Only a few functions have been written:
- add_n
- sub_n
- addmul_1
- submul_1
- mul_basecase
- sqr_basecase
The assembly code is mostly a 64 bit translation of the k7 assembly code
that is available in GMP. The main modifications are:
- The ABI for function calls is not the same: up to 6 parameters
are passed in registers, not on the stack.
- Change movl to movq, eax to rax, etc... That's the easy part.
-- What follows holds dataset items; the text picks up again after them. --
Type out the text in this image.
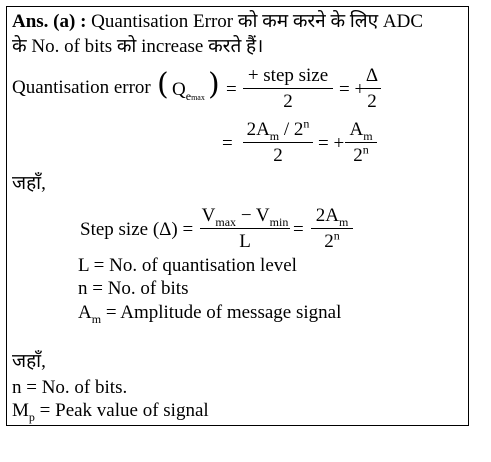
Ans. (a) : Quantisation Error को कम करने के लिए ADC
के No. of bits को increase करते हैं।
Quantisation error ( $Q_{emax}$ ) =
+ step size
2
= +
Δ
2
=
$2A_m / 2^n$
2
= +
$A_m$
2$^n$
जहाँ,
Step size (Δ) =
$V_{max} - V_{min}$
L
=
$2A_m$
2$^n$
L = No. of quantisation level
n = No. of bits
$A_m$ = Amplitude of message signal
जहाँ,
n = No. of bits.
$M_p$ = Peak value of signal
- In an unrolled loop, the size of the unrolled code is not the same, so
the computation of the jump is different.
Changes
There is almost no change compared to the patch
for 4.1.4. The
multiplication has been slighlty improved (around 3.15 cyc/limb) but most
of the improvement in the gmpbench score comes from modifications in the
C code of GMP between the 2 versions.
Disclaimer
The code has been reasonably well tested. I used the program
tests/devel/try that tests quite a few bug possibilities. Nonetheless,
since there are less users, the correctness of the code is less likely
than for any official GMP code.
Bugs
Please send comments and bugs to gaudry@lix.polytechnique.fr and *not* to
the official GMP developpers: they have nothing to do with this code.
Performance
I've got a multiply bench of around 55000 on a 2.4 GHz Opteron (was 41500
with the plain 4.2). The whole gmpbench score is about 10000 (was
8200 before patch).
Download / install
- Get the gmp-4.2.x archive and unpack it, thus creating a
directory /path_to_gmp/gmp-4.2.x/
- Download the mpn_amd64.42 archive and
unpack it. In the directory of mpn_amd64.42, run
./install /path_to_gmp/gmp-4.2.x
- cd /path_to_gmp/gmp-4.2.x
- ./configure with your favorite options
- make ; make check ; make install